How New Doctors Are Surviving in the Wake of the Pandemic

The COVID-19 pandemic brought about a series of changes in everyone’s lives during its wake. Many find themselves dealing with challenges that can take their toll on our mental, physical, financial, and even spiritual health. While the government has implemented lockdowns and social distancing laws necessary for limiting the spread of the virus, the stress and isolation can increase stress and anxiety.

The COVID-19 pandemic has brought about its own sets of challenges and threats, especially in young doctors, says a study by the Cambridge University Press. The study says that four themes were present during their analysis, namely anxiety in the pandemic, lack of organizational readiness for change, impact on relationships, and commitment to service.

According to the study, the young doctors exhibited signs of mental distress and vulnerability because of the challenges brought about by the pandemic. Factors such as shortage of protective equipment, concern for their own personal safety, direct contact with the disease, and long working hours altered the quality of life for many of these doctors. Those who received appreciation and support from their families reported having felt closer to their families.

Professor Mamas of Keele University said that the challenges brought about by the pandemic would have a huge impact on the training of these young doctors. Mamas, based in the United Kingdom, said that junior doctors comprise the largest clinical doctors in the NHS.

The positive outlet feedback from both the family and community affirmed studies that showed a correlation between the demands brought about by profession and the feeling of empowerment and resiliency of load through a tangible show of affection.

In a hospital setting, junior doctors receive their training using outpatient clinics and elective admissions for investigations. However, it has become a necessity to restructure hospital services to gain capacity and deal with the pandemic.

Many of these junior doctors find themselves to be deployed in areas that are not their specialties or unfamiliar situations. The sudden shift can prove to be overwhelming. Because of this, many of these trainees are being put at great risk.

So how do these doctors manage to keep their head above water amidst these trying times? Giving them the term “heroes” will not prevent the psychological trauma, and according to experts, a mental health crisis among health workers can be well underway.

Fear of the unknown will always put people on edge. Meeting the pressure and demands of the coronavirus will be like running a marathon and not a sprint. The best way to keep up with these demands is to support each other because there is strength in numbers.

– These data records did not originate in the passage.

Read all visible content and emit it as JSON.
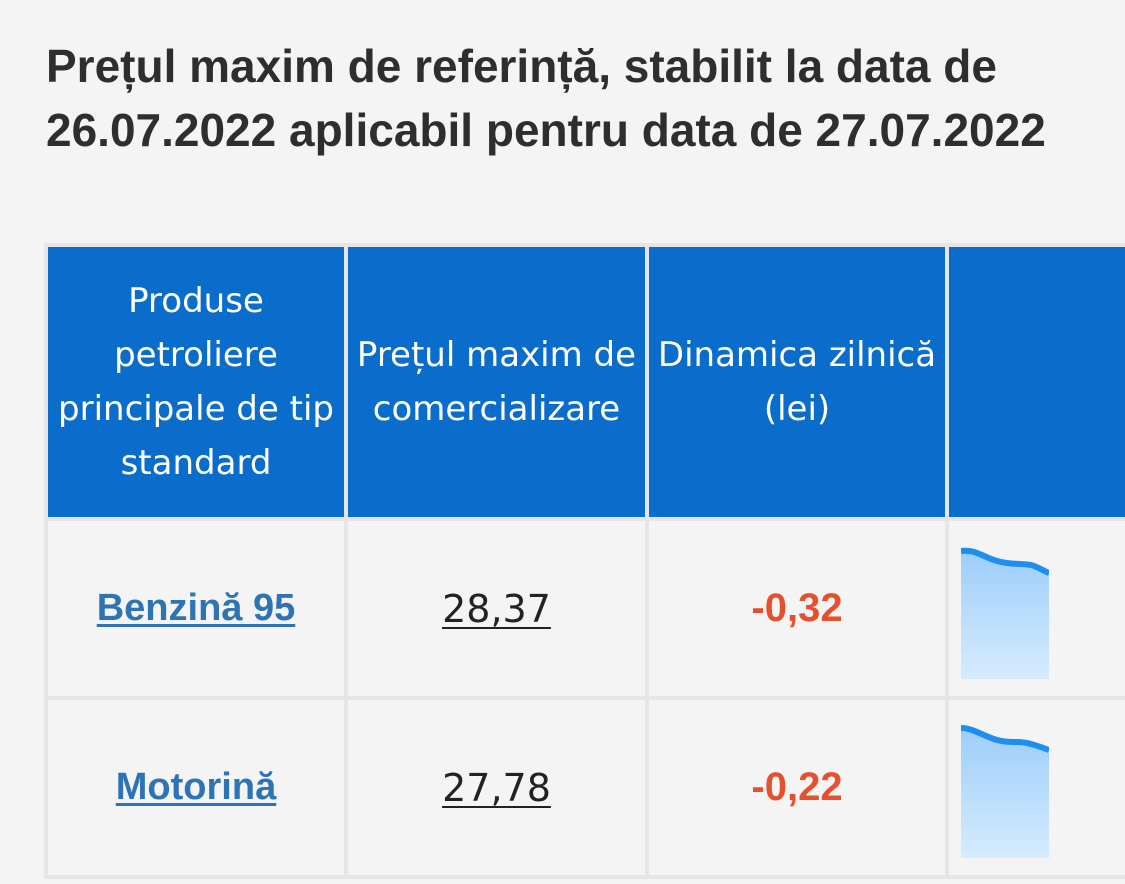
{
  "page": {
    "title": "Prețul maxim de referință, stabilit la data de 26.07.2022 aplicabil pentru data de 27.07.2022"
  },
  "table": {
    "headers": {
      "product": "Produse petroliere principale de tip standard",
      "price": "Prețul maxim de comercializare",
      "dynamic": "Dinamica zilnică (lei)",
      "trend": ""
    },
    "rows": [
      {
        "product": "Benzină 95",
        "price": "28,37",
        "dynamic": "-0,32",
        "trend": "down"
      },
      {
        "product": "Motorină",
        "price": "27,78",
        "dynamic": "-0,22",
        "trend": "down"
      }
    ]
  },
  "colors": {
    "header_bg": "#0a6ccb",
    "link": "#2e74b5",
    "negative": "#e5512f",
    "spark_line": "#1e8ef0",
    "spark_fill": "#a9d4fb"
  }
}
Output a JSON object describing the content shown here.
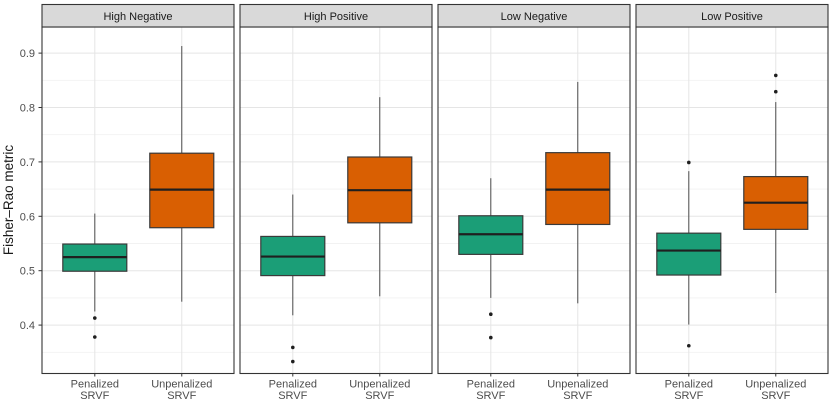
{
  "chart_data": {
    "type": "boxplot",
    "title": "",
    "ylabel": "Fisher–Rao metric",
    "ylim": [
      0.311,
      0.948
    ],
    "yticks": [
      0.4,
      0.5,
      0.6,
      0.7,
      0.8,
      0.9
    ],
    "ytick_labels": [
      "0.4",
      "0.5",
      "0.6",
      "0.7",
      "0.8",
      "0.9"
    ],
    "minor_ticks": [
      0.35,
      0.45,
      0.55,
      0.65,
      0.75,
      0.85
    ],
    "grid": {
      "major": true,
      "minor": true
    },
    "legend": "none",
    "categories": [
      {
        "key": "penalized",
        "label_lines": [
          "Penalized",
          "SRVF"
        ],
        "color": "#1b9e77"
      },
      {
        "key": "unpenalized",
        "label_lines": [
          "Unpenalized",
          "SRVF"
        ],
        "color": "#d95f02"
      }
    ],
    "facets": [
      {
        "label": "High Negative",
        "boxes": [
          {
            "series": "penalized",
            "whisker_low": 0.425,
            "q1": 0.499,
            "median": 0.525,
            "q3": 0.549,
            "whisker_high": 0.605,
            "outliers": [
              0.413,
              0.378
            ]
          },
          {
            "series": "unpenalized",
            "whisker_low": 0.443,
            "q1": 0.579,
            "median": 0.649,
            "q3": 0.716,
            "whisker_high": 0.913,
            "outliers": []
          }
        ]
      },
      {
        "label": "High Positive",
        "boxes": [
          {
            "series": "penalized",
            "whisker_low": 0.418,
            "q1": 0.491,
            "median": 0.526,
            "q3": 0.563,
            "whisker_high": 0.64,
            "outliers": [
              0.359,
              0.333
            ]
          },
          {
            "series": "unpenalized",
            "whisker_low": 0.453,
            "q1": 0.588,
            "median": 0.648,
            "q3": 0.709,
            "whisker_high": 0.819,
            "outliers": []
          }
        ]
      },
      {
        "label": "Low Negative",
        "boxes": [
          {
            "series": "penalized",
            "whisker_low": 0.45,
            "q1": 0.53,
            "median": 0.567,
            "q3": 0.601,
            "whisker_high": 0.67,
            "outliers": [
              0.42,
              0.377
            ]
          },
          {
            "series": "unpenalized",
            "whisker_low": 0.44,
            "q1": 0.585,
            "median": 0.649,
            "q3": 0.717,
            "whisker_high": 0.847,
            "outliers": []
          }
        ]
      },
      {
        "label": "Low Positive",
        "boxes": [
          {
            "series": "penalized",
            "whisker_low": 0.401,
            "q1": 0.492,
            "median": 0.537,
            "q3": 0.569,
            "whisker_high": 0.683,
            "outliers": [
              0.699,
              0.362
            ]
          },
          {
            "series": "unpenalized",
            "whisker_low": 0.459,
            "q1": 0.576,
            "median": 0.625,
            "q3": 0.673,
            "whisker_high": 0.81,
            "outliers": [
              0.859,
              0.829
            ]
          }
        ]
      }
    ],
    "style": {
      "strip_fill": "#d9d9d9",
      "strip_text": "#1a1a1a",
      "panel_fill": "#ffffff",
      "panel_border": "#343434",
      "grid_major": "#e5e5e5",
      "grid_minor": "#f2f2f2",
      "axis_text": "#4d4d4d",
      "axis_title_text": "#1a1a1a",
      "tick_mark": "#333333",
      "box_border": "#3a3a3a",
      "median_color": "#1f1f1f",
      "whisker_color": "#4d4d4d",
      "outlier_color": "#1f1f1f"
    }
  }
}
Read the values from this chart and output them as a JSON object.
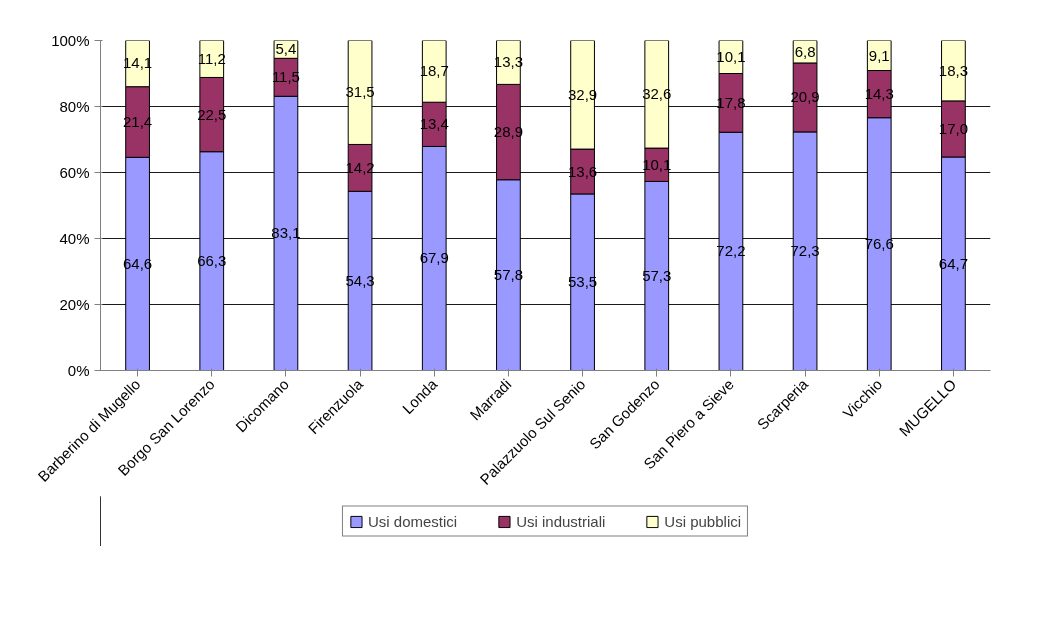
{
  "chart_data": {
    "type": "bar",
    "stacked": true,
    "categories": [
      "Barberino di Mugello",
      "Borgo San Lorenzo",
      "Dicomano",
      "Firenzuola",
      "Londa",
      "Marradi",
      "Palazzuolo Sul Senio",
      "San Godenzo",
      "San Piero a Sieve",
      "Scarperia",
      "Vicchio",
      "MUGELLO"
    ],
    "series": [
      {
        "name": "Usi domestici",
        "color": "#9999ff",
        "values": [
          64.6,
          66.3,
          83.1,
          54.3,
          67.9,
          57.8,
          53.5,
          57.3,
          72.2,
          72.3,
          76.6,
          64.7
        ],
        "value_labels": [
          "64,6",
          "66,3",
          "83,1",
          "54,3",
          "67,9",
          "57,8",
          "53,5",
          "57,3",
          "72,2",
          "72,3",
          "76,6",
          "64,7"
        ]
      },
      {
        "name": "Usi industriali",
        "color": "#993366",
        "values": [
          21.4,
          22.5,
          11.5,
          14.2,
          13.4,
          28.9,
          13.6,
          10.1,
          17.8,
          20.9,
          14.3,
          17.0
        ],
        "value_labels": [
          "21,4",
          "22,5",
          "11,5",
          "14,2",
          "13,4",
          "28,9",
          "13,6",
          "10,1",
          "17,8",
          "20,9",
          "14,3",
          "17,0"
        ]
      },
      {
        "name": "Usi pubblici",
        "color": "#ffffcc",
        "values": [
          14.1,
          11.2,
          5.4,
          31.5,
          18.7,
          13.3,
          32.9,
          32.6,
          10.1,
          6.8,
          9.1,
          18.3
        ],
        "value_labels": [
          "14,1",
          "11,2",
          "5,4",
          "31,5",
          "18,7",
          "13,3",
          "32,9",
          "32,6",
          "10,1",
          "6,8",
          "9,1",
          "18,3"
        ]
      }
    ],
    "ylim": [
      0,
      100
    ],
    "yticks": [
      {
        "value": 0,
        "label": "0%"
      },
      {
        "value": 20,
        "label": "20%"
      },
      {
        "value": 40,
        "label": "40%"
      },
      {
        "value": 60,
        "label": "60%"
      },
      {
        "value": 80,
        "label": "80%"
      },
      {
        "value": 100,
        "label": "100%"
      }
    ],
    "grid": "y",
    "legend": "bottom"
  }
}
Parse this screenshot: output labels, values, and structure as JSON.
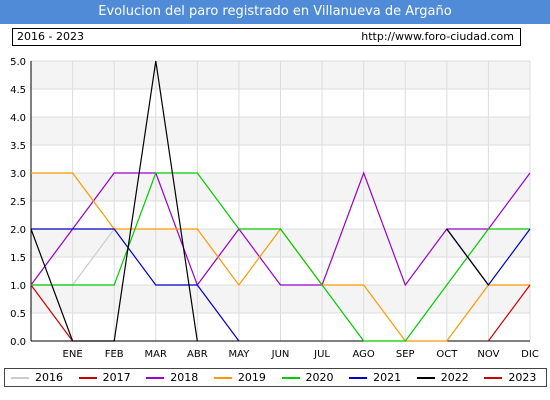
{
  "header": {
    "title": "Evolucion del paro registrado en Villanueva de Argaño",
    "range": "2016 - 2023",
    "url": "http://www.foro-ciudad.com"
  },
  "chart_data": {
    "type": "line",
    "title": "Evolucion del paro registrado en Villanueva de Argaño",
    "xlabel": "",
    "ylabel": "",
    "categories": [
      "",
      "ENE",
      "FEB",
      "MAR",
      "ABR",
      "MAY",
      "JUN",
      "JUL",
      "AGO",
      "SEP",
      "OCT",
      "NOV",
      "DIC"
    ],
    "ylim": [
      0,
      5
    ],
    "yticks": [
      "0.0",
      "0.5",
      "1.0",
      "1.5",
      "2.0",
      "2.5",
      "3.0",
      "3.5",
      "4.0",
      "4.5",
      "5.0"
    ],
    "grid": true,
    "legend_position": "bottom",
    "series": [
      {
        "name": "2016",
        "color": "#cccccc",
        "values": [
          1,
          1,
          2,
          null,
          1,
          2,
          null,
          null,
          null,
          null,
          null,
          null,
          null
        ]
      },
      {
        "name": "2017",
        "color": "#cc0000",
        "values": [
          1,
          0,
          null,
          null,
          null,
          null,
          null,
          null,
          null,
          null,
          null,
          null,
          null
        ]
      },
      {
        "name": "2018",
        "color": "#9900cc",
        "values": [
          1,
          2,
          3,
          3,
          1,
          2,
          1,
          1,
          3,
          1,
          2,
          2,
          3
        ]
      },
      {
        "name": "2019",
        "color": "#ff9900",
        "values": [
          3,
          3,
          2,
          2,
          2,
          1,
          2,
          1,
          1,
          0,
          0,
          1,
          1
        ]
      },
      {
        "name": "2020",
        "color": "#00cc00",
        "values": [
          1,
          1,
          1,
          3,
          3,
          2,
          2,
          1,
          0,
          0,
          1,
          2,
          2
        ]
      },
      {
        "name": "2021",
        "color": "#0000cc",
        "values": [
          2,
          2,
          2,
          1,
          1,
          0,
          null,
          null,
          null,
          null,
          2,
          1,
          2
        ]
      },
      {
        "name": "2022",
        "color": "#000000",
        "values": [
          2,
          0,
          0,
          5,
          0,
          null,
          null,
          null,
          null,
          null,
          2,
          1,
          null
        ]
      },
      {
        "name": "2023",
        "color": "#cc0000",
        "values": [
          null,
          null,
          null,
          null,
          null,
          null,
          null,
          null,
          null,
          null,
          null,
          0,
          1
        ]
      }
    ]
  }
}
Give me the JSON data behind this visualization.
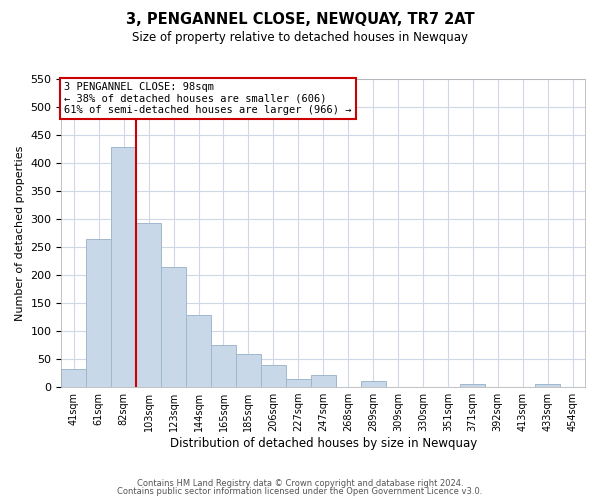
{
  "title": "3, PENGANNEL CLOSE, NEWQUAY, TR7 2AT",
  "subtitle": "Size of property relative to detached houses in Newquay",
  "xlabel": "Distribution of detached houses by size in Newquay",
  "ylabel": "Number of detached properties",
  "bar_color": "#c8d8e8",
  "bar_edge_color": "#a0b8cc",
  "bin_labels": [
    "41sqm",
    "61sqm",
    "82sqm",
    "103sqm",
    "123sqm",
    "144sqm",
    "165sqm",
    "185sqm",
    "206sqm",
    "227sqm",
    "247sqm",
    "268sqm",
    "289sqm",
    "309sqm",
    "330sqm",
    "351sqm",
    "371sqm",
    "392sqm",
    "413sqm",
    "433sqm",
    "454sqm"
  ],
  "bar_heights": [
    32,
    265,
    428,
    293,
    214,
    129,
    76,
    59,
    40,
    15,
    21,
    0,
    10,
    0,
    0,
    0,
    5,
    0,
    0,
    5,
    0
  ],
  "vline_index": 3,
  "vline_color": "#cc0000",
  "ylim": [
    0,
    550
  ],
  "yticks": [
    0,
    50,
    100,
    150,
    200,
    250,
    300,
    350,
    400,
    450,
    500,
    550
  ],
  "annotation_title": "3 PENGANNEL CLOSE: 98sqm",
  "annotation_line1": "← 38% of detached houses are smaller (606)",
  "annotation_line2": "61% of semi-detached houses are larger (966) →",
  "footer_line1": "Contains HM Land Registry data © Crown copyright and database right 2024.",
  "footer_line2": "Contains public sector information licensed under the Open Government Licence v3.0.",
  "background_color": "#ffffff",
  "grid_color": "#d0d8e8"
}
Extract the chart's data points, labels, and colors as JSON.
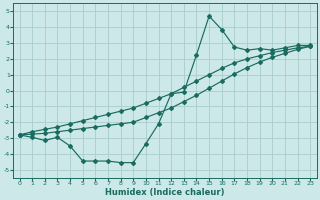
{
  "xlabel": "Humidex (Indice chaleur)",
  "bg_color": "#cce8e8",
  "grid_color": "#aacccc",
  "line_color": "#1a6b60",
  "xlim": [
    -0.5,
    23.5
  ],
  "ylim": [
    -5.5,
    5.5
  ],
  "xticks": [
    0,
    1,
    2,
    3,
    4,
    5,
    6,
    7,
    8,
    9,
    10,
    11,
    12,
    13,
    14,
    15,
    16,
    17,
    18,
    19,
    20,
    21,
    22,
    23
  ],
  "yticks": [
    -5,
    -4,
    -3,
    -2,
    -1,
    0,
    1,
    2,
    3,
    4,
    5
  ],
  "line1_x": [
    0,
    1,
    2,
    3,
    4,
    5,
    6,
    7,
    8,
    9,
    10,
    11,
    12,
    13,
    14,
    15,
    16,
    17,
    18,
    19,
    20,
    21,
    22,
    23
  ],
  "line1_y": [
    -2.8,
    -2.95,
    -3.15,
    -2.95,
    -3.5,
    -4.45,
    -4.45,
    -4.45,
    -4.55,
    -4.55,
    -3.35,
    -2.1,
    -0.2,
    -0.1,
    2.25,
    4.7,
    3.85,
    2.75,
    2.55,
    2.65,
    2.55,
    2.7,
    2.85,
    2.85
  ],
  "line2_x": [
    0,
    1,
    2,
    3,
    4,
    5,
    6,
    7,
    8,
    9,
    10,
    11,
    12,
    13,
    14,
    15,
    16,
    17,
    18,
    19,
    20,
    21,
    22,
    23
  ],
  "line2_y": [
    -2.8,
    -2.6,
    -2.45,
    -2.3,
    -2.1,
    -1.9,
    -1.7,
    -1.5,
    -1.3,
    -1.1,
    -0.8,
    -0.5,
    -0.2,
    0.2,
    0.6,
    1.0,
    1.4,
    1.75,
    2.0,
    2.2,
    2.4,
    2.55,
    2.7,
    2.8
  ],
  "line3_x": [
    0,
    1,
    2,
    3,
    4,
    5,
    6,
    7,
    8,
    9,
    10,
    11,
    12,
    13,
    14,
    15,
    16,
    17,
    18,
    19,
    20,
    21,
    22,
    23
  ],
  "line3_y": [
    -2.8,
    -2.75,
    -2.7,
    -2.6,
    -2.5,
    -2.4,
    -2.3,
    -2.2,
    -2.1,
    -2.0,
    -1.7,
    -1.4,
    -1.1,
    -0.7,
    -0.3,
    0.15,
    0.6,
    1.05,
    1.45,
    1.8,
    2.1,
    2.35,
    2.6,
    2.8
  ]
}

Like everyone, medical doctors can fall under the pressures of fatigue, which is why consistent and regular breaks are always encouraged. Much like runners in a marathon, they need the appropriate breaks.

Psychologists have dictated that these things somehow alleviate the sombre tone of any given situation:

a. Bright and colorful lighting.

clinic

A well-lighted room provides more than just pleasant and marketable aesthetics. Research posted by the US National Library of Medicine, National Institutes of Health, hypothesized that affective ambiences (including lighting) improve the mood of elderly people. Elderlies observed by the medical staff to be of a sad disposition. They were frequently exposed to the positive and highly arousing ambience, and lighting had positive physiological cues than those immersed in neutral lighting.

The anxious, moreover, similarly could be effectively calmed with the same environment. In addition to doctors being exposed to tremendous medical and surgical lighting, perhaps their quarters could complement with a balance of soothing and cheerful lights.

b. Food.

Certain foods promote a feeling of happiness because they stimulate serotonin production, responsible for that feeling. Among these foods are chocolate, bananas, and green leafy vegetables. When eaten, these foods trigger serotonin release in the brain and thereby elevate mood similar to the feeling of satisfaction during sex, or of being full, or of being elated.

c. Surround yourself with people.

Be sociable, and don’t allow yourself to be isolated. Common psychology suggests that the more the person restricts contact and interaction, the more likely the person would indulge in negative and destructive coping such as repression and lowering of self-image. Having a strong support system is a crucial survival tool in an emotional human existence. A strong support system gives the person access to a group of people that one can go to for assistance with everyday issues of daily living, from as simple as venting off problems to as large as financial and life or death scenarios.

Stress is not something to be taken lightly. Even in the midst of the job demands, always take time for yourself, especially when the flesh is willing, but the spirit is weak.